Final answer:
The cost of one hosta is $2.50, and the cost of one pot of ivy is $30/37.
Step-by-step explanation:
To find the cost of one hosta and the cost of one pot of ivy, we can set up a system of equations. Let's let h represent the cost of one hosta and i represent the cost of one pot of ivy.

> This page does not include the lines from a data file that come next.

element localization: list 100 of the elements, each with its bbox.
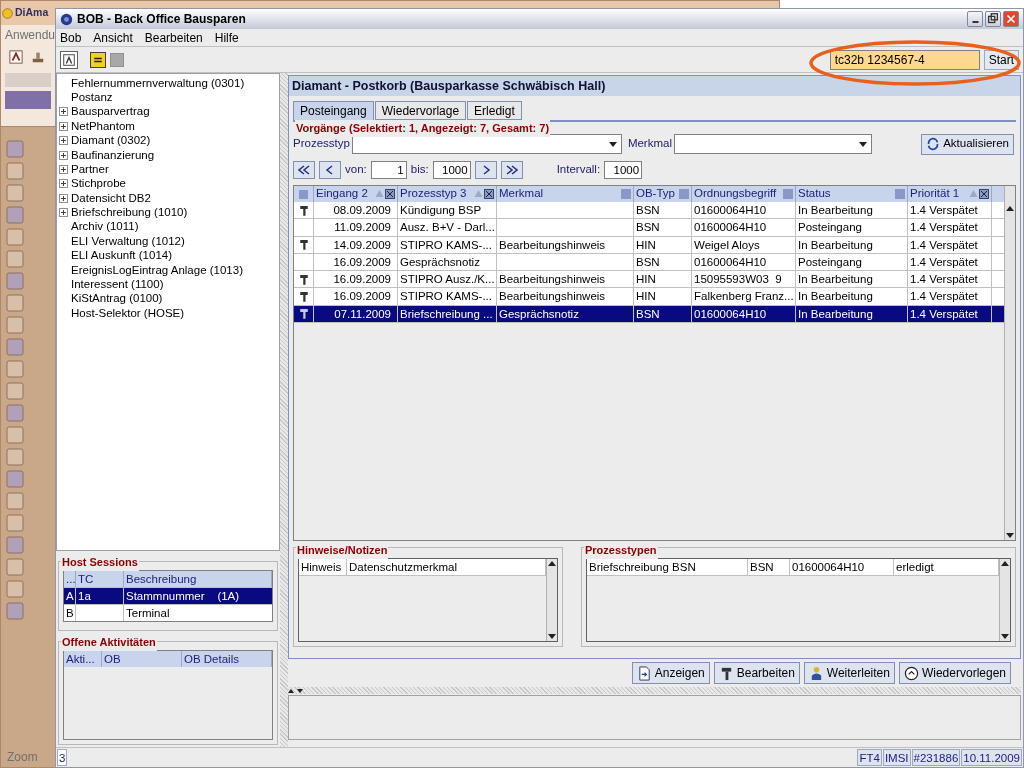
table-cell: 15095593W03 9 — [692, 271, 796, 288]
field-label: Merkmal — [627, 136, 672, 152]
table-cell: Posteingang — [796, 219, 908, 236]
table-cell: HIN — [634, 288, 692, 305]
table-row[interactable]: 11.09.2009 Ausz. B+V - Darl... BSN 01600064H10 Posteingang 1.4 Verspätet — [294, 219, 1004, 237]
table-cell: 1.4 Verspätet — [908, 236, 992, 253]
tab[interactable]: Wiedervorlage — [374, 101, 467, 120]
tab[interactable]: Posteingang — [293, 101, 374, 120]
field-label: bis: — [410, 162, 429, 178]
table-cell: 01600064H10 — [692, 305, 796, 323]
table-cell: BSN — [748, 559, 790, 575]
action-button[interactable]: Anzeigen — [631, 662, 710, 684]
action-button[interactable]: Bearbeiten — [713, 662, 800, 684]
menu-item[interactable]: Anwendu — [5, 26, 56, 44]
expand-icon — [59, 193, 68, 203]
square-icon — [895, 189, 905, 199]
menu-item[interactable]: Bob — [60, 28, 82, 47]
menu-item[interactable]: Bearbeiten — [144, 28, 203, 47]
table-row[interactable]: 16.09.2009 STIPRO KAMS-... Bearbeitungshinweis HIN Falkenberg Franz... In Bearbeitung 1.4 Verspätet — [294, 288, 1004, 306]
column-header[interactable]: Ordnungsbegriff — [694, 185, 777, 203]
first-page-button[interactable] — [293, 161, 315, 179]
scrollbar[interactable] — [999, 559, 1010, 641]
table-cell: Ausz. B+V - Darl... — [398, 219, 497, 236]
close-icon — [385, 189, 395, 199]
search-field[interactable]: tc32b 1234567-4 — [829, 49, 980, 70]
table-row[interactable]: 08.09.2009 Kündigung BSP BSN 01600064H10 In Bearbeitung 1.4 Verspätet — [294, 202, 1004, 220]
action-button[interactable]: Wiedervorlegen — [898, 662, 1011, 684]
expand-icon — [59, 136, 68, 146]
status-field: FT4 — [857, 749, 882, 766]
refresh-button[interactable]: Aktualisieren — [921, 133, 1014, 155]
exit-button[interactable] — [60, 50, 78, 69]
number-field[interactable]: 1000 — [432, 161, 471, 179]
sort-up-icon — [375, 189, 384, 198]
splitter-handle[interactable] — [280, 73, 288, 747]
table-cell: 1.4 Verspätet — [908, 253, 992, 271]
window-title: DiAma — [15, 5, 49, 21]
column-header[interactable]: Eingang 2 — [316, 185, 368, 203]
column-header[interactable]: Merkmal — [499, 185, 544, 203]
table-cell: Hinweis — [299, 559, 347, 575]
number-field[interactable]: 1000 — [604, 161, 643, 179]
selected-row — [5, 91, 51, 109]
menu-item[interactable]: Ansicht — [93, 28, 133, 47]
expand-icon — [59, 208, 68, 218]
expand-icon — [59, 107, 68, 117]
table-cell: 11.09.2009 — [314, 219, 398, 236]
note-button[interactable] — [90, 51, 106, 68]
table-cell: STIPRO KAMS-... — [398, 288, 497, 305]
table-cell-text: Terminal — [125, 606, 171, 621]
table-cell: BSN — [634, 305, 692, 323]
restore-button[interactable] — [985, 11, 1001, 27]
table-cell: HIN — [634, 271, 692, 288]
close-button[interactable] — [1003, 11, 1019, 27]
zoom-label: Zoom — [7, 749, 38, 766]
app-icon — [2, 7, 13, 19]
scroll-up-icon — [547, 559, 557, 569]
last-page-button[interactable] — [500, 161, 523, 179]
previous-page-button[interactable] — [319, 161, 341, 179]
expand-icon — [59, 121, 68, 131]
status-field: #231886 — [911, 749, 961, 766]
table-cell: BSN — [634, 253, 692, 271]
next-page-button[interactable] — [474, 161, 497, 179]
table-cell: 07.11.2009 — [314, 305, 398, 323]
scrollbar[interactable] — [1004, 186, 1015, 540]
number-field[interactable]: 1 — [370, 161, 407, 179]
expand-icon — [59, 165, 68, 175]
table-row[interactable]: 16.09.2009 STIPRO Ausz./K... Bearbeitungshinweis HIN 15095593W03 9 In Bearbeitung 1.4 Verspätet — [294, 271, 1004, 289]
column-header[interactable]: Status — [798, 185, 831, 203]
splitter-handle[interactable] — [288, 687, 1021, 694]
tab[interactable]: Erledigt — [467, 101, 522, 120]
table-cell: Bearbeitungshinweis — [497, 271, 634, 288]
table-cell: Posteingang — [796, 253, 908, 271]
status-field: 10.11.2009 — [961, 749, 1022, 766]
action-button[interactable]: Weiterleiten — [803, 662, 895, 684]
table-cell: Falkenberg Franz... — [692, 288, 796, 305]
table-row[interactable]: B Terminal — [64, 604, 272, 621]
grid-button[interactable] — [110, 52, 124, 67]
square-icon — [783, 189, 793, 199]
minimize-icon — [971, 21, 979, 23]
table-row[interactable]: A 1a Stammnummer (1A) — [64, 587, 272, 604]
close-icon — [979, 189, 989, 199]
table-cell-text: Stammnummer (1A) — [125, 589, 241, 604]
dropdown-field[interactable] — [674, 134, 872, 154]
group-title: Vorgänge (Selektiert: 1, Angezeigt: 7, Gesamt: 7) — [295, 120, 551, 137]
table-cell: In Bearbeitung — [796, 271, 908, 288]
column-header[interactable]: OB-Typ — [636, 185, 675, 203]
close-icon — [484, 189, 494, 199]
minimize-button[interactable] — [967, 11, 983, 27]
column-header[interactable]: Priorität 1 — [910, 185, 960, 203]
scroll-up-icon — [1000, 559, 1010, 569]
column-header[interactable]: OB — [102, 651, 182, 667]
menu-item[interactable]: Hilfe — [214, 28, 239, 47]
column-header[interactable]: OB Details — [182, 651, 272, 667]
table-cell: Kündigung BSP — [398, 202, 497, 219]
window-title: BOB - Back Office Bausparen — [77, 11, 246, 28]
status-field: 3 — [57, 749, 68, 766]
column-header[interactable]: Prozesstyp 3 — [400, 185, 467, 203]
table-cell: Gesprächsnotiz — [497, 305, 634, 323]
square-icon — [299, 189, 308, 199]
column-header[interactable]: Akti... — [64, 651, 102, 667]
scrollbar[interactable] — [546, 559, 557, 641]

From Ted's purchases: 10h + 13i = 210
From Jessica's purchases: 2h + 10i = 116
Now we can solve this system of equations to find the values of h and i.
Subtracting twice the second equation from the first equation, we get 10h + 13i - 4h - 20i = 210 - 2(116), simplifying to 6h - 7i = -12.
Rearranging this equation gives us 6h = 7i - 12, or h = (7i - 12)/6 = (7/6)i - 2. Substituting this expression for h into the second equation, we get 2((7/6)i - 2) + 10i = 116, which simplifies to (7/3)i - 4 + 10i = 116.
Combining like terms, we have (37/3)i - 4 = 116.
Adding 4 to both sides gives us (37/3)i = 120.
Dividing by (37/3), we find i = 120 * (3/37) = 30/37.
Substituting this value of i into the expression for h, we get h = (7/6)(30/37) - 2 = 5/2.
Therefore, the cost of one hosta is $5/2 = $2.50, and the cost of one pot of ivy is $30/37.